En 1970 le dejé mi primer libro de poemas. Me hizo un prólogo. Libro y prólogo fueron abortados por la censura previa. Gabriel Celaya no era profeta, pero era poeta. Y me decía que la poesía era una materia dura y ardiente. En aquellas palabras de presentación de un libro que nunca verá la luz me repetía que «la poesía es un arma cargada de futuro», y hablaba del poder de las ideas, refiriéndose a Marx.

Después pude verlo varias veces. Vivía en un tercer piso y sin ascensor con una mujer de su misma trinchera Amparitxu, que de mayor le parecía a Gloria Fuertes pero sin el diminutivo literario infanticida de la poeta, sino que era rebelde, como su compañero de vida. Los dos se fueron con la cabeza bien alta.

Desde aquella ´lírica de cámara´ retornando a los golpes que vivió Gabriel, he podido obtener la credulidad de un poeta único, por solitario; de un poeta verdadero, políticamente incorrecto, vertiginoso, audaz, profundo, como lo fueron León Felipe, Larrea, Garfias o Rejano. Un poeta maldito, si es que la malditicidad consiste en morirse un día gris con aguacero, como le pasó a César Vallejo, aunque no fuese en París.

Una decrepitud de soledad le arruinó la vida, solo alegrada por unos pocos amigos suyos que compartieron su dolor. Y ahora todos: los funcionarios públicos, los poetas de los círculos económicos, los caínes sempiternos de la literatura culta y los de las listas subvencionadas de los pueblos, incluidos los cientos de poetas que deben de buscar una palabra pertinente para sus lánguidos versos, unidos a los que quieren salir de la oscuridad, se acuerdan de él. Cuéntenme entre los malditos, me gusta estar ahí, en el frío de la calle. Pero no huyamos de nuestros deberes. ¿Para qué tanta exaltación si cuando nos necesitaba no estuvimos a su lado?

Es igual. La poesía alzada a la intemperie, la realizada por las herramientas duras como la que forjó el poeta vasco («antes de España ya estábamos los vascos»), la que no tiene caramelo en la lengua sino que es bronca por vivirse a golpes de la vida para decir que somos quien somos, la que tocó el fondo del poeta y resiste a los hijos melosos de los falsos sentimientos poéticos.

La poesía es otra cosa. Lo decía Gabriel en aquellas palabras que me confesaba: «Un poeta es una conciencia alerta». Y ahora, cuando los estudiosos de la literatura se preparan desde el mercantilismo comercial para imprimir la lista de un canon del último siglo donde estén los escritores de sus propias reservas editoriales, no contarán los poetas comprometidos con su momento histórico.

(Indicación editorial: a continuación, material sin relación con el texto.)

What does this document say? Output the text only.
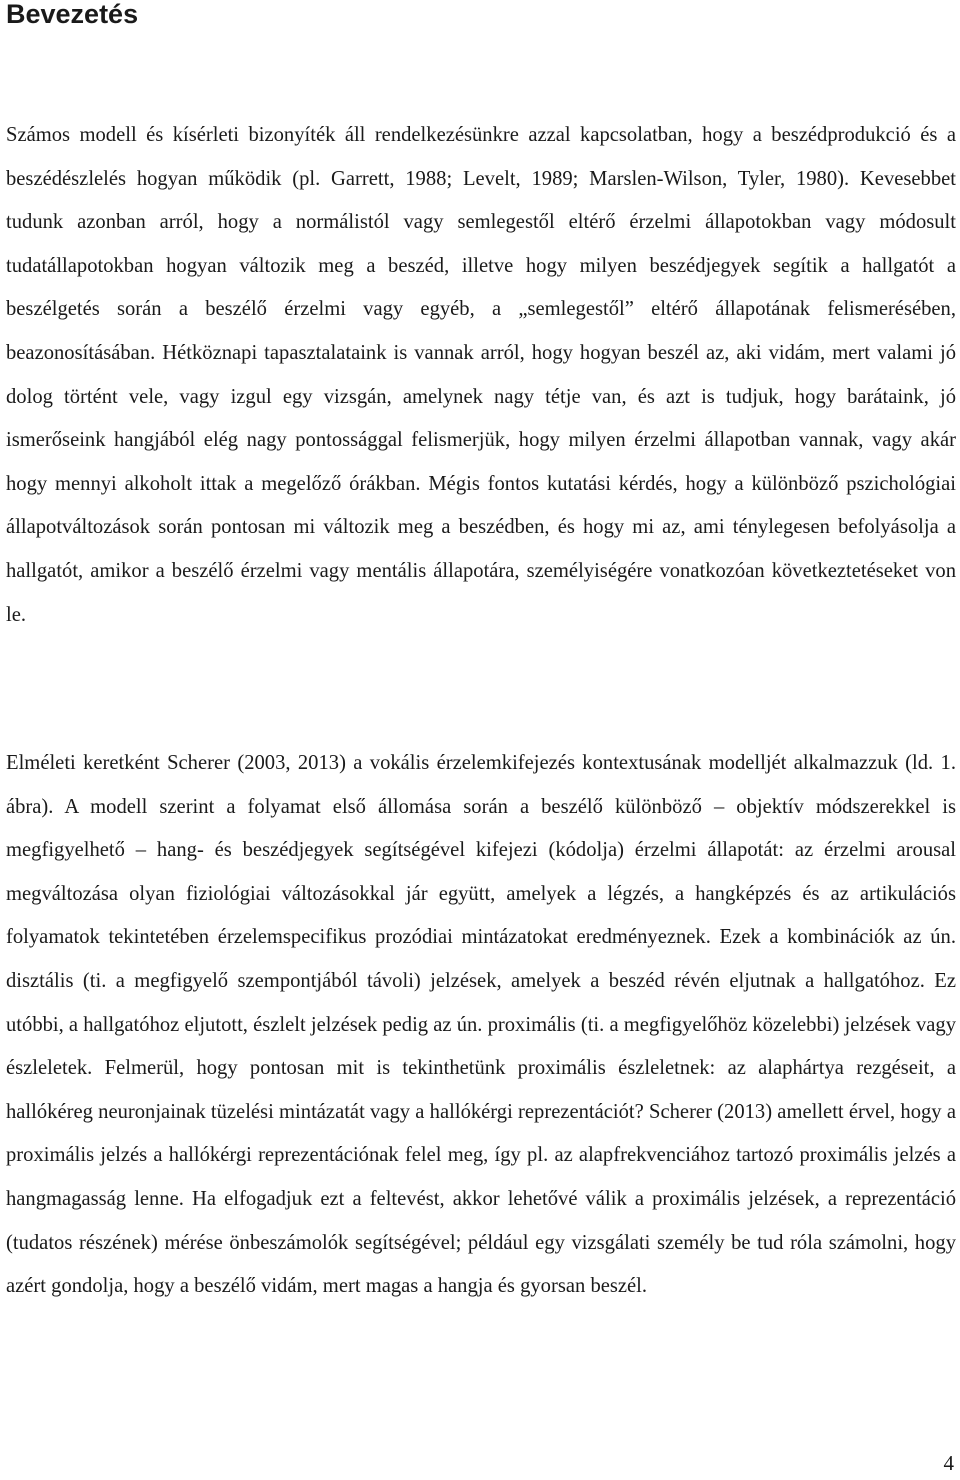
Bevezetés

Számos modell és kísérleti bizonyíték áll rendelkezésünkre azzal kapcsolatban, hogy a beszédprodukció és a beszédészlelés hogyan működik (pl. Garrett, 1988; Levelt, 1989; Marslen-Wilson, Tyler, 1980). Kevesebbet tudunk azonban arról, hogy a normálistól vagy semlegestől eltérő érzelmi állapotokban vagy módosult tudatállapotokban hogyan változik meg a beszéd, illetve hogy milyen beszédjegyek segítik a hallgatót a beszélgetés során a beszélő érzelmi vagy egyéb, a „semlegestől” eltérő állapotának felismerésében, beazonosításában. Hétköznapi tapasztalataink is vannak arról, hogy hogyan beszél az, aki vidám, mert valami jó dolog történt vele, vagy izgul egy vizsgán, amelynek nagy tétje van, és azt is tudjuk, hogy barátaink, jó ismerőseink hangjából elég nagy pontossággal felismerjük, hogy milyen érzelmi állapotban vannak, vagy akár hogy mennyi alkoholt ittak a megelőző órákban. Mégis fontos kutatási kérdés, hogy a különböző pszichológiai állapotváltozások során pontosan mi változik meg a beszédben, és hogy mi az, ami ténylegesen befolyásolja a hallgatót, amikor a beszélő érzelmi vagy mentális állapotára, személyiségére vonatkozóan következtetéseket von le.

Elméleti keretként Scherer (2003, 2013) a vokális érzelemkifejezés kontextusának modelljét alkalmazzuk (ld. 1. ábra). A modell szerint a folyamat első állomása során a beszélő különböző – objektív módszerekkel is megfigyelhető – hang- és beszédjegyek segítségével kifejezi (kódolja) érzelmi állapotát: az érzelmi arousal megváltozása olyan fiziológiai változásokkal jár együtt, amelyek a légzés, a hangképzés és az artikulációs folyamatok tekintetében érzelemspecifikus prozódiai mintázatokat eredményeznek. Ezek a kombinációk az ún. disztális (ti. a megfigyelő szempontjából távoli) jelzések, amelyek a beszéd révén eljutnak a hallgatóhoz. Ez utóbbi, a hallgatóhoz eljutott, észlelt jelzések pedig az ún. proximális (ti. a megfigyelőhöz közelebbi) jelzések vagy észleletek. Felmerül, hogy pontosan mit is tekinthetünk proximális észleletnek: az alaphártya rezgéseit, a hallókéreg neuronjainak tüzelési mintázatát vagy a hallókérgi reprezentációt? Scherer (2013) amellett érvel, hogy a proximális jelzés a hallókérgi reprezentációnak felel meg, így pl. az alapfrekvenciához tartozó proximális jelzés a hangmagasság lenne. Ha elfogadjuk ezt a feltevést, akkor lehetővé válik a proximális jelzések, a reprezentáció (tudatos részének) mérése önbeszámolók segítségével; például egy vizsgálati személy be tud róla számolni, hogy azért gondolja, hogy a beszélő vidám, mert magas a hangja és gyorsan beszél.

4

En los primeros trabajos de los eruditos de la pomada literaria, ya no cuentan aquellos de la voz y la palabra, como la de este poeta insumiso, apartado voluntariamente, peregrino, pero seguro de su quehacer. El ingeniero de caminos que abría surcos para los nuevos senderos de una poesía viva.

Pero sepamos que hace un siglo nació un poeta. Se llamaba Gabriel Celaya. Era amable y bondadoso, como un niño. Por lo demás, festejemos su poesía detenidamente, aunque no haya mucho tiempo para ello porque la velocidad del Siglo XXI solo entiende del «sálvese quien pueda» y del dinero. Y Gabriel murió pobre, con tan solo la sonrisa de su Amparitxu. Pero le debemos algo. Un siglo puede ser una revisión de una vida, pero lo seguro es que siempre estará el eco de aquella voz poética de sentirse un obrero del verso que trabajaba con otros España, provocándonos a no discutir la poesía ñoña del bonito golpear contra las palabras con un «quinquilinquín». Eso decía él, cuando aprendimos que la poesía es «una materia dura y ardiente».